Whether or not counting goal-scoring opportunities is the best way to rank teams is difficult to say. Stratagem says it’s a metric that’s popular with professional gamblers, but they — and the company — weigh it with a lot of other factors before deciding how to bet. Stratagem also notes that the opportunities identified by its AI don’t consistently line up with those spotted by humans. Right now, the computer gets it correct about 50 percent of the time. Despite this, the company say its current betting models (which it develops for football, but also basketball and tennis) are right more than enough times for it to make a steady return, though they won’t share precise figures.

At the moment, Stratagem generates most of its data about goal-scoring opportunities and other metrics the old-fashioned way: using a team of 65 human analysts who write detailed match reports. The company’s AI would automate some of this process and speed it up significantly. (Each match report takes about three hours to write.) Some forms of data-gathering would still rely on humans, however.

A key task for the company’s agents is finding out a team’s starting lineup before it’s formally announced. (This is a major driver of pre-game betting odds, says Koukorinis, and knowing in advance helps you beat the market.) Acquiring this sort of information isn’t easy. It means finding sources at a club, building up a relationship, and knowing the right people to call on match day. Chatbots just aren’t up to the job yet.

Machine vision, though, is really just one element of Stratagem’s AI business plan. It already applies machine learning to more mundane facets of betting — like working out the best time to place a bet in any particular market. In this regard, what the company is doing is no different from many other hedge funds, which for decades have been using machine learning to come up with new ways to trade. Most funds blend human analysis with computer expertise, but at least one is run completely by decisions generated by artificial intelligence.

However, simply adding more computers to the mix isn’t always a recipe for success. There’s data showing that if you want to make the most out of your money, it’s better to just invest in the top-performing stocks of the S&P 500, rather than sign up for an AI hedge fund. That’s not the best sign that Stratagem’s sports-betting fund will offer good returns, especially when such funds are already controversial.

In 2012, a sports-betting fund set up by UK firm Centaur Holdings, collapsed just two years after it launched. It lost $2.5 million after promising investors returns of 15 to 20 percent. To critics, operations like this are just borrowing the trappings of traditional funds to make gambling look more like investing.

David Stevenson, director of finance research company AltFi, commented there’s nothing essentially wrong with these funds, but they need to be thought of as their own category. “I don’t particularly doubt it’s great fun [to invest in one] if you like sports and a bit of betting,” said Stevenson. “But don’t qualify it with the term ‘investment,’ because investment, by its nature, has to be something you can predict over the long run.”

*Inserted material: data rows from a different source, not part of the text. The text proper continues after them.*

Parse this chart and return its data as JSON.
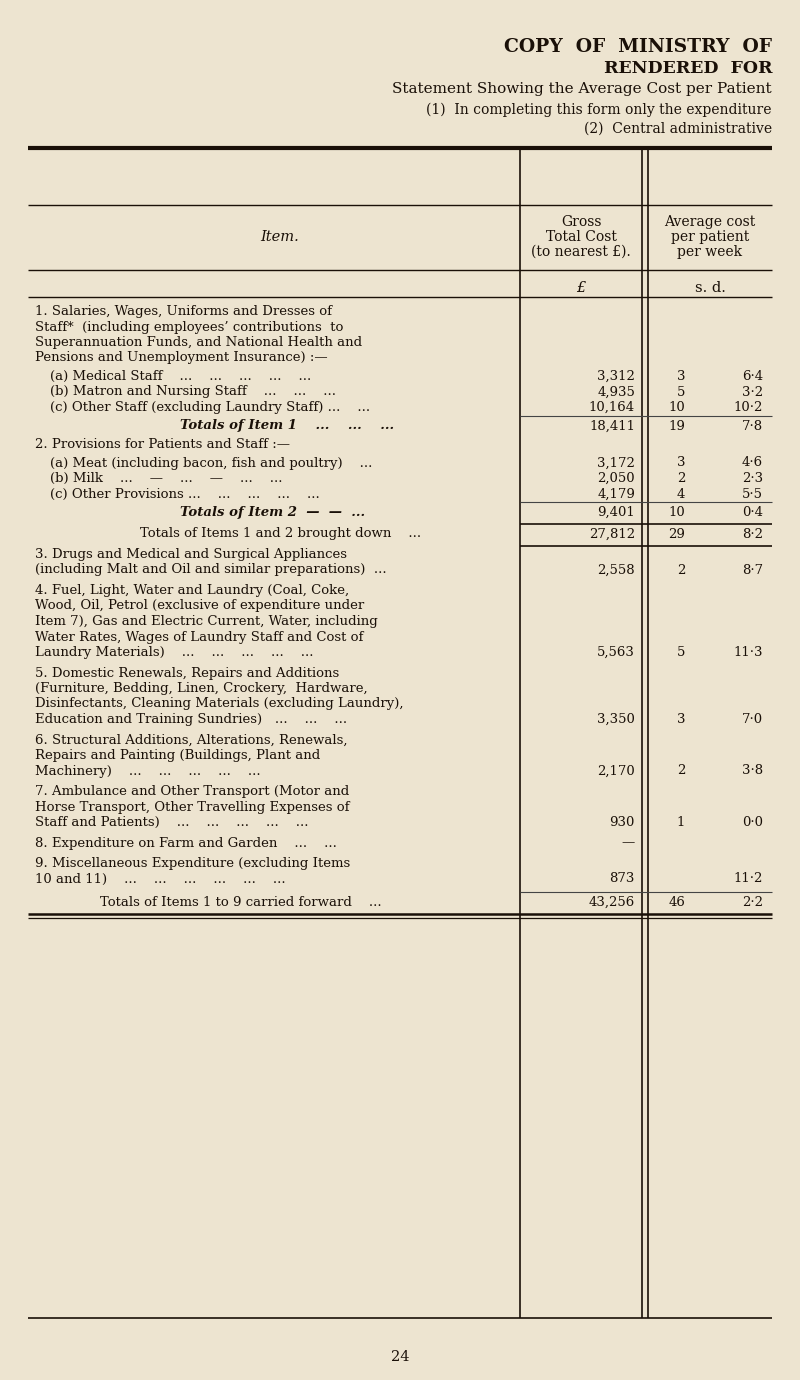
{
  "bg_color": "#ede4d0",
  "text_color": "#1a1008",
  "title1": "COPY  OF  MINISTRY  OF",
  "title2": "RENDERED  FOR",
  "title3": "Statement Showing the Average Cost per Patient",
  "subtitle1": "(1)  In completing this form only the expenditure",
  "subtitle2": "(2)  Central administrative",
  "col_header_item": "Item.",
  "col_header_gross1": "Gross",
  "col_header_gross2": "Total Cost",
  "col_header_gross3": "(to nearest £).",
  "col_header_avg1": "Average cost",
  "col_header_avg2": "per patient",
  "col_header_avg3": "per week",
  "pound_label": "£",
  "sd_label": "s. d.",
  "footer_page": "24",
  "rows": [
    {
      "type": "section_header",
      "lines": [
        "1. Salaries, Wages, Uniforms and Dresses of",
        "Staff*  (including employees’ contributions  to",
        "Superannuation Funds, and National Health and",
        "Pensions and Unemployment Insurance) :—"
      ]
    },
    {
      "type": "sub_item",
      "label": "(a) Medical Staff    ...    ...    ...    ...    ...",
      "gross": "3,312",
      "avg_s": "3",
      "avg_d": "6·4"
    },
    {
      "type": "sub_item",
      "label": "(b) Matron and Nursing Staff    ...    ...    ...",
      "gross": "4,935",
      "avg_s": "5",
      "avg_d": "3·2"
    },
    {
      "type": "sub_item",
      "label": "(c) Other Staff (excluding Laundry Staff) ...    ...",
      "gross": "10,164",
      "avg_s": "10",
      "avg_d": "10·2"
    },
    {
      "type": "subtotal",
      "label": "Totals of Item 1    ...    ...    ...",
      "gross": "18,411",
      "avg_s": "19",
      "avg_d": "7·8"
    },
    {
      "type": "section_header",
      "lines": [
        "2. Provisions for Patients and Staff :—"
      ]
    },
    {
      "type": "sub_item",
      "label": "(a) Meat (including bacon, fish and poultry)    ...",
      "gross": "3,172",
      "avg_s": "3",
      "avg_d": "4·6"
    },
    {
      "type": "sub_item",
      "label": "(b) Milk    ...    —    ...    —    ...    ...",
      "gross": "2,050",
      "avg_s": "2",
      "avg_d": "2·3"
    },
    {
      "type": "sub_item",
      "label": "(c) Other Provisions ...    ...    ...    ...    ...",
      "gross": "4,179",
      "avg_s": "4",
      "avg_d": "5·5"
    },
    {
      "type": "subtotal",
      "label": "Totals of Item 2  —  —  ...",
      "gross": "9,401",
      "avg_s": "10",
      "avg_d": "0·4"
    },
    {
      "type": "brought_down",
      "label": "Totals of Items 1 and 2 brought down    ...",
      "gross": "27,812",
      "avg_s": "29",
      "avg_d": "8·2"
    },
    {
      "type": "section_item",
      "lines": [
        "3. Drugs and Medical and Surgical Appliances",
        "(including Malt and Oil and similar preparations)  ..."
      ],
      "gross": "2,558",
      "avg_s": "2",
      "avg_d": "8·7"
    },
    {
      "type": "section_item",
      "lines": [
        "4. Fuel, Light, Water and Laundry (Coal, Coke,",
        "Wood, Oil, Petrol (exclusive of expenditure under",
        "Item 7), Gas and Electric Current, Water, including",
        "Water Rates, Wages of Laundry Staff and Cost of",
        "Laundry Materials)    ...    ...    ...    ...    ..."
      ],
      "gross": "5,563",
      "avg_s": "5",
      "avg_d": "11·3"
    },
    {
      "type": "section_item",
      "lines": [
        "5. Domestic Renewals, Repairs and Additions",
        "(Furniture, Bedding, Linen, Crockery,  Hardware,",
        "Disinfectants, Cleaning Materials (excluding Laundry),",
        "Education and Training Sundries)   ...    ...    ..."
      ],
      "gross": "3,350",
      "avg_s": "3",
      "avg_d": "7·0"
    },
    {
      "type": "section_item",
      "lines": [
        "6. Structural Additions, Alterations, Renewals,",
        "Repairs and Painting (Buildings, Plant and",
        "Machinery)    ...    ...    ...    ...    ..."
      ],
      "gross": "2,170",
      "avg_s": "2",
      "avg_d": "3·8"
    },
    {
      "type": "section_item",
      "lines": [
        "7. Ambulance and Other Transport (Motor and",
        "Horse Transport, Other Travelling Expenses of",
        "Staff and Patients)    ...    ...    ...    ...    ..."
      ],
      "gross": "930",
      "avg_s": "1",
      "avg_d": "0·0"
    },
    {
      "type": "section_item_nodash",
      "lines": [
        "8. Expenditure on Farm and Garden    ...    ..."
      ],
      "gross": "—",
      "avg_s": "",
      "avg_d": ""
    },
    {
      "type": "section_item",
      "lines": [
        "9. Miscellaneous Expenditure (excluding Items",
        "10 and 11)    ...    ...    ...    ...    ...    ..."
      ],
      "gross": "873",
      "avg_s": "",
      "avg_d": "11·2"
    },
    {
      "type": "grand_total",
      "label": "Totals of Items 1 to 9 carried forward    ...",
      "gross": "43,256",
      "avg_s": "46",
      "avg_d": "2·2"
    }
  ]
}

Stevenson also notes that AI hedge funds that are successful — those that “torture the math within an inch of its life” to eek out small but predictable profits — tend not to seek outside investment at all. They prefer keeping the money to themselves. “I treat most things that combine the acronym ‘AI’ and the word ‘investing’ with an enormous dessert spoon of salt,” he said.

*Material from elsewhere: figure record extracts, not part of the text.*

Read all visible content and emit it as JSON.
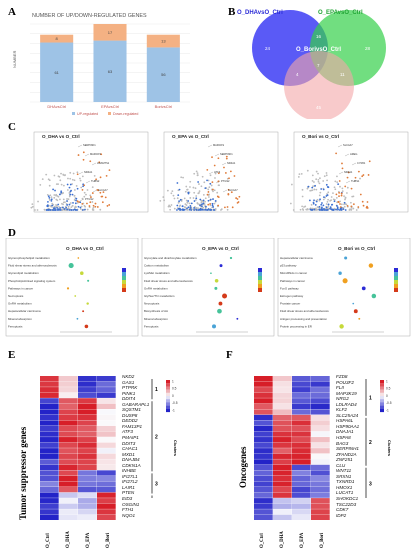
{
  "panels": {
    "A": {
      "letter": "A"
    },
    "B": {
      "letter": "B"
    },
    "C": {
      "letter": "C"
    },
    "D": {
      "letter": "D"
    },
    "E": {
      "letter": "E"
    },
    "F": {
      "letter": "F"
    }
  },
  "chart_data": [
    {
      "type": "bar",
      "title": "NUMBER OF UP/DOWN-REGULATED GENES",
      "ylabel": "NUMBER",
      "categories": [
        "DHAvsCtrl",
        "EPAvsCtrl",
        "BorivsCtrl"
      ],
      "series": [
        {
          "name": "UP-regulated",
          "color": "#9ec3e6",
          "values": [
            61,
            63,
            56
          ]
        },
        {
          "name": "Down-regulated",
          "color": "#f4b183",
          "values": [
            8,
            17,
            13
          ]
        }
      ],
      "ylim": [
        0,
        80
      ],
      "legend": "bottom"
    }
  ],
  "venn": {
    "sets": [
      {
        "name": "O_DHAvsO_Ctrl",
        "color": "#3d3df5"
      },
      {
        "name": "O_EPAvsO_Ctrl",
        "color": "#34d04a"
      },
      {
        "name": "O_BorivsO_Ctrl",
        "color": "#f3a6a8"
      }
    ],
    "regions": {
      "a_only": "24",
      "b_only": "28",
      "c_only": "45",
      "ab": "16",
      "bc": "11",
      "ac": "4",
      "abc": "7"
    }
  },
  "volcano": [
    {
      "title": "O_DHA vs O_Ctrl",
      "labels": [
        "SERPINF1",
        "MARCKS",
        "ADAMTS1",
        "NR4A1",
        "THBS2",
        "SLC4A7",
        "PTGS2"
      ]
    },
    {
      "title": "O_EPA vs O_Ctrl",
      "labels": [
        "MARCKS",
        "SERPINF1",
        "NR4A1",
        "ATF3",
        "PTGS2",
        "SLC4A7"
      ]
    },
    {
      "title": "O_Bori vs O_Ctrl",
      "labels": [
        "SLC4A7",
        "AREG",
        "CYR61",
        "NR4A1",
        "THBS1"
      ]
    }
  ],
  "enrichment": [
    {
      "title": "O_DHA vs O_Ctrl",
      "terms": [
        "Glycerophospholipid metabolism",
        "Fluid shear stress and atherosclerosis",
        "Glycerolipid metabolism",
        "Phospholipid-linked signaling system",
        "Pathways in cancer",
        "Necroptosis",
        "GnRH metabolism",
        "Hepatocellular carcinoma",
        "Mineral absorption",
        "Ferroptosis"
      ]
    },
    {
      "title": "O_EPA vs O_Ctrl",
      "terms": [
        "Glyoxylate and dicarboxylate metabolism",
        "Carbon metabolism",
        "Lys/Met metabolism",
        "Fluid shear stress and atherosclerosis",
        "GnRH metabolism",
        "Gly/Ser/Thr metabolism",
        "Necroptosis",
        "Biosynthesis of AA",
        "Mineral absorption",
        "Ferroptosis"
      ]
    },
    {
      "title": "O_Bori vs O_Ctrl",
      "terms": [
        "Hepatocellular carcinoma",
        "p53 pathway",
        "MicroRNAs in cancer",
        "Pathways in cancer",
        "FoxO pathway",
        "Estrogen pathway",
        "Prostate cancer",
        "Fluid shear stress and atherosclerosis",
        "Antigen processing and presentation",
        "Protein processing in ER"
      ]
    }
  ],
  "heatmap_E": {
    "ylabel": "Tumor suppressor genes",
    "legend_title": "Clusters",
    "columns": [
      "O_Ctrl",
      "O_DHA",
      "O_EPA",
      "O_Bori"
    ],
    "genes": [
      "NKD2",
      "GAS1",
      "PTPRK",
      "PINK1",
      "DDIT4",
      "GABARAPL1",
      "SQSTM1",
      "DUSP8",
      "DEDD2",
      "FAM13P1",
      "ATF3",
      "PMAIP1",
      "DDIT3",
      "CHAC1",
      "MXD1",
      "DNAJB4",
      "CDKN1A",
      "INHBE",
      "IFI27L1",
      "IFI27L2",
      "LAIR1",
      "PTEN",
      "EID3",
      "OSGIN1",
      "FTH1",
      "NQO1"
    ],
    "clusters": [
      "1",
      "2",
      "3",
      "4"
    ],
    "scale": [
      "1",
      "0.5",
      "0",
      "-0.5",
      "-1"
    ]
  },
  "heatmap_F": {
    "ylabel": "Oncogenes",
    "legend_title": "Clusters",
    "columns": [
      "O_Ctrl",
      "O_DHA",
      "O_EPA",
      "O_Bori"
    ],
    "genes": [
      "FZD8",
      "POU3F2",
      "FLII",
      "MAP3K19",
      "NRG2",
      "LDLRAD4",
      "KLF2",
      "SLC25A24",
      "HSPA6L",
      "HSP90AA1",
      "DNAJA1",
      "HSPA8",
      "BAG3",
      "SERPINH1",
      "ZFAND2A",
      "ZNF251",
      "CLU",
      "WNT11",
      "SRXN1",
      "TXNRD1",
      "HMOX1",
      "LUCAT1",
      "SHOKDC1",
      "TSC22D3",
      "CDK7",
      "IDP2"
    ],
    "clusters": [
      "1",
      "2",
      "3",
      "4"
    ],
    "scale": [
      "1",
      "0.5",
      "0",
      "-0.5",
      "-1"
    ]
  }
}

Whether or not Stratagem’s AI can deliver insights that make sporting events as predictable as the tides remains to be seen, but the company’s investment in artificial intelligence does have other uses. For starters, it can attract investors and customers looking for an edge in the world of gambling. It can also automate work that’s currently done by the company’s human employees and make it cheaper. As with other businesses that are using AI, it’s these smaller gains that might prove to be most reliable. After all, small, reliable gains make for a good investment.